Product Updates
Open-Source
🎉 Initial Release
The first public release of Documind. Here’s what’s included:
🚀 Features:
- Data Extraction: Extract structured data from PDF documents based on custom schema definitions.
- Schema Support: Easily define schemas to tailor your extraction process for specific document types.
- Accurate Parsing: Handles nested data structures and complex formatting.
- Simple Setup: Start processing documents immediately.
Removed Supabase dependency
Supabase dependency has been removed on the npm package. No need for external storage.
Autoschema and Ingestion formats
- No need to specify schemas, just set
autoSchema
to true and Documind will automatically generate a suitable schema and apply it. - We’ve included functions to simple convert your documents to formats suitable for LLMs. Currently only text and markdown formats are supported.

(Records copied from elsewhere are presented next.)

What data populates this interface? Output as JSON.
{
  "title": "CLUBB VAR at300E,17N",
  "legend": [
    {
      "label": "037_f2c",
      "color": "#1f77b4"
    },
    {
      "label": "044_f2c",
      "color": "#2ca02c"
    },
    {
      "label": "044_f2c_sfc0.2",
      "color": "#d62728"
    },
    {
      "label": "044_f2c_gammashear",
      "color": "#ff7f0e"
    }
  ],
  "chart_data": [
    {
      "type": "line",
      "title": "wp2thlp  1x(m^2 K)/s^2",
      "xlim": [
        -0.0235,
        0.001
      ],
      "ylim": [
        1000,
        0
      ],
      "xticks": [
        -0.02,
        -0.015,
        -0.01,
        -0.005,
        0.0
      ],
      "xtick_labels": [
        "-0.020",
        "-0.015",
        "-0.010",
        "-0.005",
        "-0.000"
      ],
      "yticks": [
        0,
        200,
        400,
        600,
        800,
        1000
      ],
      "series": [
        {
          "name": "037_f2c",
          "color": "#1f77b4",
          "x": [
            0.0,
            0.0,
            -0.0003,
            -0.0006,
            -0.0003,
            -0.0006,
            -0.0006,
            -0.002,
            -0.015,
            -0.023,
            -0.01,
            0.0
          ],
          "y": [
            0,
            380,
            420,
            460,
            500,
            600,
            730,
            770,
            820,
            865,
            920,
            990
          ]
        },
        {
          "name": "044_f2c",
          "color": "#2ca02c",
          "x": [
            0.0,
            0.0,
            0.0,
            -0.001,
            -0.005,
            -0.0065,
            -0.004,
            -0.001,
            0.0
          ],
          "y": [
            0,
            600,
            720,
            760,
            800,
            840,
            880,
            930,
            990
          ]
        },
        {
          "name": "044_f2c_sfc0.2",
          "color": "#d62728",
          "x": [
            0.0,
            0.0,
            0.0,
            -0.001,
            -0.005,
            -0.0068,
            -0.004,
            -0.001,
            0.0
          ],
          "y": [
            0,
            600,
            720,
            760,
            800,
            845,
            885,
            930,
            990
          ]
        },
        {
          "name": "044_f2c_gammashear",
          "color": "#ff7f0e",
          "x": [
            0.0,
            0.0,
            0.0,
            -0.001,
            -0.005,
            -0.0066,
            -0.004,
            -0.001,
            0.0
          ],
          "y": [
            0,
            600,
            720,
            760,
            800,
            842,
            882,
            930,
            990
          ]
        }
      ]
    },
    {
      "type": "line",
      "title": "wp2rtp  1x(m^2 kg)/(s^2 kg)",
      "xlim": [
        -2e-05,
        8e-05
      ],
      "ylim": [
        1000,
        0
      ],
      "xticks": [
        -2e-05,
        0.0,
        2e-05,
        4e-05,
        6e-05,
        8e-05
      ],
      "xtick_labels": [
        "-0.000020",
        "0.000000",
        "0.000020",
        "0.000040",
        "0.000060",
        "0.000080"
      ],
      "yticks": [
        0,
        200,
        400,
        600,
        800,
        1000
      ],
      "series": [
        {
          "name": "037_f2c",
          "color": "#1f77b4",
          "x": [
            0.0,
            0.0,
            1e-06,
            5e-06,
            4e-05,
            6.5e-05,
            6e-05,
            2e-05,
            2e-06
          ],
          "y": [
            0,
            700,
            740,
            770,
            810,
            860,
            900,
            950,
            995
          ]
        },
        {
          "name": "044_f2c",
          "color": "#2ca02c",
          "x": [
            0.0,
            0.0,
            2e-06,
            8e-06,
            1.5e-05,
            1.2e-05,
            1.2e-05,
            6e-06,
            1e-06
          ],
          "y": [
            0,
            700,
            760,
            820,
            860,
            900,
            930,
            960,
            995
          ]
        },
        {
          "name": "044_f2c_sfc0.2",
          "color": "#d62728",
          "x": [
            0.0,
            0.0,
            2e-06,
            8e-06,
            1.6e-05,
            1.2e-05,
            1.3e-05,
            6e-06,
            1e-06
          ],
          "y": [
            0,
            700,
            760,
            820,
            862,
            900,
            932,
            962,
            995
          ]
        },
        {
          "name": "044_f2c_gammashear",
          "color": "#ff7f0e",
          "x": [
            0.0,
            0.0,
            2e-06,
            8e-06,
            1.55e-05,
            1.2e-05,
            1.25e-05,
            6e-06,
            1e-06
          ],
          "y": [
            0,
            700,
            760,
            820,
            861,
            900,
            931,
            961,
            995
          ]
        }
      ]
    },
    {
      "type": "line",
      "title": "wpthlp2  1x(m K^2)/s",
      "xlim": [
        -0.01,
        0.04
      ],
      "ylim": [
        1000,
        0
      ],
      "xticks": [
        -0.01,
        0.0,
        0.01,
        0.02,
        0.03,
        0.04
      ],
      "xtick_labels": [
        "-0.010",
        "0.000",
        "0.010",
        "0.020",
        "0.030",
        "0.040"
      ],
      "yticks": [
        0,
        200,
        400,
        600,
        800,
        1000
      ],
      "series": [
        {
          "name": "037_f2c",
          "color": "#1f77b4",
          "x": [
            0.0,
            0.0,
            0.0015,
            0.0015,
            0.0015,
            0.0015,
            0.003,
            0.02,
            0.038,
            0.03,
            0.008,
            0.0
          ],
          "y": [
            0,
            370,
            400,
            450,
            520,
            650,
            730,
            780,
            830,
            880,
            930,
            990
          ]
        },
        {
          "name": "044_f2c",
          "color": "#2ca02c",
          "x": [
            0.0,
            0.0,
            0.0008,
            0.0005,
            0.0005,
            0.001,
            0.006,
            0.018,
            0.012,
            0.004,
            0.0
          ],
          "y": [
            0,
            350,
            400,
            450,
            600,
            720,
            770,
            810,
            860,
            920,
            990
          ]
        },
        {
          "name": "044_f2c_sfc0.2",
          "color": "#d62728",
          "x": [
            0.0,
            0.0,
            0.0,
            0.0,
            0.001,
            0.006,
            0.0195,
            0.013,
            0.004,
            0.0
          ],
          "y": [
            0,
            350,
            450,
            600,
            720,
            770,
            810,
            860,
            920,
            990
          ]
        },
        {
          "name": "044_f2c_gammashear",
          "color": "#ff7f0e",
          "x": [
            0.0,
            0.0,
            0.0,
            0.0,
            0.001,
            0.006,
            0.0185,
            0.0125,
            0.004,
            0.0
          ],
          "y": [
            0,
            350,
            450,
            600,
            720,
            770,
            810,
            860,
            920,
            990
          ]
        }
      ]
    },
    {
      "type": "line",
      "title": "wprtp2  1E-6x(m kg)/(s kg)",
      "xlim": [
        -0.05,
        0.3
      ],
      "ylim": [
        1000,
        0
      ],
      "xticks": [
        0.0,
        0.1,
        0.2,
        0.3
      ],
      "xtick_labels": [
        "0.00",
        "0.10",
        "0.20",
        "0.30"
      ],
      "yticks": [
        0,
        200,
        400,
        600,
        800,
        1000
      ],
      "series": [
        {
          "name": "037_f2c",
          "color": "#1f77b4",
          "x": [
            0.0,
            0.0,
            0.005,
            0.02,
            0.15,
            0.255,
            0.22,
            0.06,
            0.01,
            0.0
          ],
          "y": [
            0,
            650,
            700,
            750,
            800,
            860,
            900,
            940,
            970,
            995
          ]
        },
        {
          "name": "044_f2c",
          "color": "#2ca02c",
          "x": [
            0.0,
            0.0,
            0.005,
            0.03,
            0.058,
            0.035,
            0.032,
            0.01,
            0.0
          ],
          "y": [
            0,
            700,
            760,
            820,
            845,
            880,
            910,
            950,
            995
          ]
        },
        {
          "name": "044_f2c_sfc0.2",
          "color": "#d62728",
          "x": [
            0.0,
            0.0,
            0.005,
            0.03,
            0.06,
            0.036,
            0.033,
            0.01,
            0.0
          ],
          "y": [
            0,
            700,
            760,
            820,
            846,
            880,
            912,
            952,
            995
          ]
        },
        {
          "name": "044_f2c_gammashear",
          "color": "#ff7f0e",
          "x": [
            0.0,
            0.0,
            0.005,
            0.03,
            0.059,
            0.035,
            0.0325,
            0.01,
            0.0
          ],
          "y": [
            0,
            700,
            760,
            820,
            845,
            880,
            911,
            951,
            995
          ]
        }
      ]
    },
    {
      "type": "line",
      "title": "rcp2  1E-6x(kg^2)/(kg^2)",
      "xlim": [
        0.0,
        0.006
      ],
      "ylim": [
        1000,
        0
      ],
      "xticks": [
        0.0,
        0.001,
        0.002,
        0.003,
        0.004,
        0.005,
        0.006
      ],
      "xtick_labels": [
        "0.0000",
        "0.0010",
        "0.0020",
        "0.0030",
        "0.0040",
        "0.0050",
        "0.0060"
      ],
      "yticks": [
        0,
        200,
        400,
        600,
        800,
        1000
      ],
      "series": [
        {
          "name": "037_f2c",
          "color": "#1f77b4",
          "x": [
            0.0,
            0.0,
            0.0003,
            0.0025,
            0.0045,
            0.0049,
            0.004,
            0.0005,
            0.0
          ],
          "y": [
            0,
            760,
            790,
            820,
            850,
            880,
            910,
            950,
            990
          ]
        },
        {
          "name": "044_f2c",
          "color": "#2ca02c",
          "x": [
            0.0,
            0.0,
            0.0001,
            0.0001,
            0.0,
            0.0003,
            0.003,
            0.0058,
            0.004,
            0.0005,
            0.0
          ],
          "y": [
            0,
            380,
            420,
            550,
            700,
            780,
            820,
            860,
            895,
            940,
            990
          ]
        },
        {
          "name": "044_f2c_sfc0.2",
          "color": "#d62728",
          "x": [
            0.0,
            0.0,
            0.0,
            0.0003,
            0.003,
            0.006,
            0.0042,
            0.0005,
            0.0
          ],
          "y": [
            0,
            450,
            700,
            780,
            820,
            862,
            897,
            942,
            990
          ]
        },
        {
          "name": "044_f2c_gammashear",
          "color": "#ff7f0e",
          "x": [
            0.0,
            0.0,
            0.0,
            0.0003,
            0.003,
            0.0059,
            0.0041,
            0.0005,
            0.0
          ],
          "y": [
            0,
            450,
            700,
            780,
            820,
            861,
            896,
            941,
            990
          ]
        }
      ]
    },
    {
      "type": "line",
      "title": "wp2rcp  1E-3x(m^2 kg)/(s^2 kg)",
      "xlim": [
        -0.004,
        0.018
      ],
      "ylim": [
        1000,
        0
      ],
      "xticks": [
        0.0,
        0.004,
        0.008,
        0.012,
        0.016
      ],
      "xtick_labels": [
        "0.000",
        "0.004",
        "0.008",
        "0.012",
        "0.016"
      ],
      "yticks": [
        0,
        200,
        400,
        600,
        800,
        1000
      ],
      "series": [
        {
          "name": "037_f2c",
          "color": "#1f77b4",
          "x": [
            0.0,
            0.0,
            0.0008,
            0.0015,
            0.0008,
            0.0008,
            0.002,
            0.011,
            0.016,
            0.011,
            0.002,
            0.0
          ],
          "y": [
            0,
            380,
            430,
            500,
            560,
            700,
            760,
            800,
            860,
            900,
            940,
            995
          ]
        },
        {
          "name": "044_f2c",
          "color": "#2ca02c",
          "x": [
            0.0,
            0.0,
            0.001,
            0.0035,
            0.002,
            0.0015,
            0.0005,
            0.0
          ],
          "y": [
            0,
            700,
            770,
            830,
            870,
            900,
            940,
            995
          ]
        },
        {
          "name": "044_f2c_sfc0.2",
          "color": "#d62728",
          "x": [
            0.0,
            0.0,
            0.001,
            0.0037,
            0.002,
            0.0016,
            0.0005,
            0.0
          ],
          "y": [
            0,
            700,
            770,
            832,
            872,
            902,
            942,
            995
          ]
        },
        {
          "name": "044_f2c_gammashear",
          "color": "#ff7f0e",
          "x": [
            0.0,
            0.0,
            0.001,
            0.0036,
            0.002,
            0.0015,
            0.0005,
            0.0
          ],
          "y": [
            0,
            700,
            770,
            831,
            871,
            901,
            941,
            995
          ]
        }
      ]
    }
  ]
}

New file and schema field types
- Support for DOC, TXT, PNG, JPG and HTML file types
- Schemas fields now include boolean and enum
Release of v1.1.0
- Flexible Arrays: If you’re extracting a list of single-type data, results are now returned as a simple array instead of unnecessary object wrapping.
- Markdown in Results: Now you also get the document’s markdown alongside extracted data.
- Full Ollama integration: No more needing an OpenAI key when using the local Ollama model—just provide the base URL, and you’re good to go.
- Google Gemini Models: More options! You can now use Documind with Google’s Gemini models.
- Autoschema Upgrade: Just tell Documind what to extract in plain English, and it will generate the schema for you automatically.